There is a mystique about publishing a book and all the stuff that I’d published in newspapers and magazines, including all of the stories in “iceberg tea” which were originally published as columns, didn’t seem to matter. You’re not a real author until you have a book.
To be honest, I’ve bought into that mystique myself. Why else would I have been wanting to publish a book for nearly as long as I’ve been writing? To be really honest, I’ve always had an inferiority complex as a writer because I hadn’t published a book.
It never made any sense.
The process is the same whether you’re writing a book or a magazine article: you sit in front of a computer in a room by yourself and either laugh manically or weep uncontrollably as you pound out the words; or you sit in front of the computer and wonder why you’re such an idiot because you can’t think of a single word to write. And just because something is published in a book doesn’t make it good—in fact some magazine articles are better crafted and more interesting than many books. They can also have bigger readerships.
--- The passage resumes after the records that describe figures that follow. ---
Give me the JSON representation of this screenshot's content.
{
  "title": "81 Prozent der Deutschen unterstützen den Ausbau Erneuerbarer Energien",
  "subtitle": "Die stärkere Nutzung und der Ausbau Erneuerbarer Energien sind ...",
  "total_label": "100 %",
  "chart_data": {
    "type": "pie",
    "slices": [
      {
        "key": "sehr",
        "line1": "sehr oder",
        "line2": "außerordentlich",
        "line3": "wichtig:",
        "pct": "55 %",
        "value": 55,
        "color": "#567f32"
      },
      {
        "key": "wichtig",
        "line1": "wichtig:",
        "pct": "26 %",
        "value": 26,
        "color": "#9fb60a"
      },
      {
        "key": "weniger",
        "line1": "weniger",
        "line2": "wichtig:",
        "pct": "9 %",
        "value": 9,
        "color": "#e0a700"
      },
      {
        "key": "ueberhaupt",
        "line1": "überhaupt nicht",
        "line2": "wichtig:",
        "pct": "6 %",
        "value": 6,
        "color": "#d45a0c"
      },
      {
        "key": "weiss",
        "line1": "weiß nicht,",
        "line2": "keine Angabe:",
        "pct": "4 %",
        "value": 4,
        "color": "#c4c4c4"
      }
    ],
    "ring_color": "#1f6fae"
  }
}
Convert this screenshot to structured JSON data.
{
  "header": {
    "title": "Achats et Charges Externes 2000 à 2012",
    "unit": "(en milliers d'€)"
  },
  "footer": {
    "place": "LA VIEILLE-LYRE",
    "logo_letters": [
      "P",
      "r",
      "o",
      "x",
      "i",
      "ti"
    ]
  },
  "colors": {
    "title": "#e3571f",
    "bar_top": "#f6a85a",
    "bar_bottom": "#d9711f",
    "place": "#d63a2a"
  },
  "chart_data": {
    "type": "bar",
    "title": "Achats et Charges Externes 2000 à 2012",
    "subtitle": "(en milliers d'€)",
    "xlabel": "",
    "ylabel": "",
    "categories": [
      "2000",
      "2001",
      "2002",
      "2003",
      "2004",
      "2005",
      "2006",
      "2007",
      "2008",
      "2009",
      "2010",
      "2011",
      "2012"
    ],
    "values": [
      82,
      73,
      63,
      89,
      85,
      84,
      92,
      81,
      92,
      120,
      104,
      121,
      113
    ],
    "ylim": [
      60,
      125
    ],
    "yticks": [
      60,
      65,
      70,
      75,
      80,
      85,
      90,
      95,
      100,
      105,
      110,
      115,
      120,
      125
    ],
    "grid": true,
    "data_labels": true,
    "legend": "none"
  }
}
None of that matters to the critic that remains camped out in a shady corner of my mind no matter how many years I’ve tried to get rid of him. He would often go to sleep, but when somebody would say raise an eyebrow when I identified myself as a magazine writer he would wake up and hiss “you are nothing unless you have a book.”
Now that I have a book, I have to admit to certain elation when I see the piles of my own books in the book store. There is a lightness in my step and I feel a little more real a bit more three-dimensional than I did before.
Bit at the same time as the world (and myself) finally sees me as a legitimate writer, I am spending less time writing, and more time being an author—promoting myself and my book. At least so far. I find myself asking: “isn’t writing what the whole thing was supposed to be about in the first place?”
It’s all very strange.
Annelies, you are an angel. Reading this made me feel I am not alone with all these emotions I have in me about writing. You are an angel who inspires.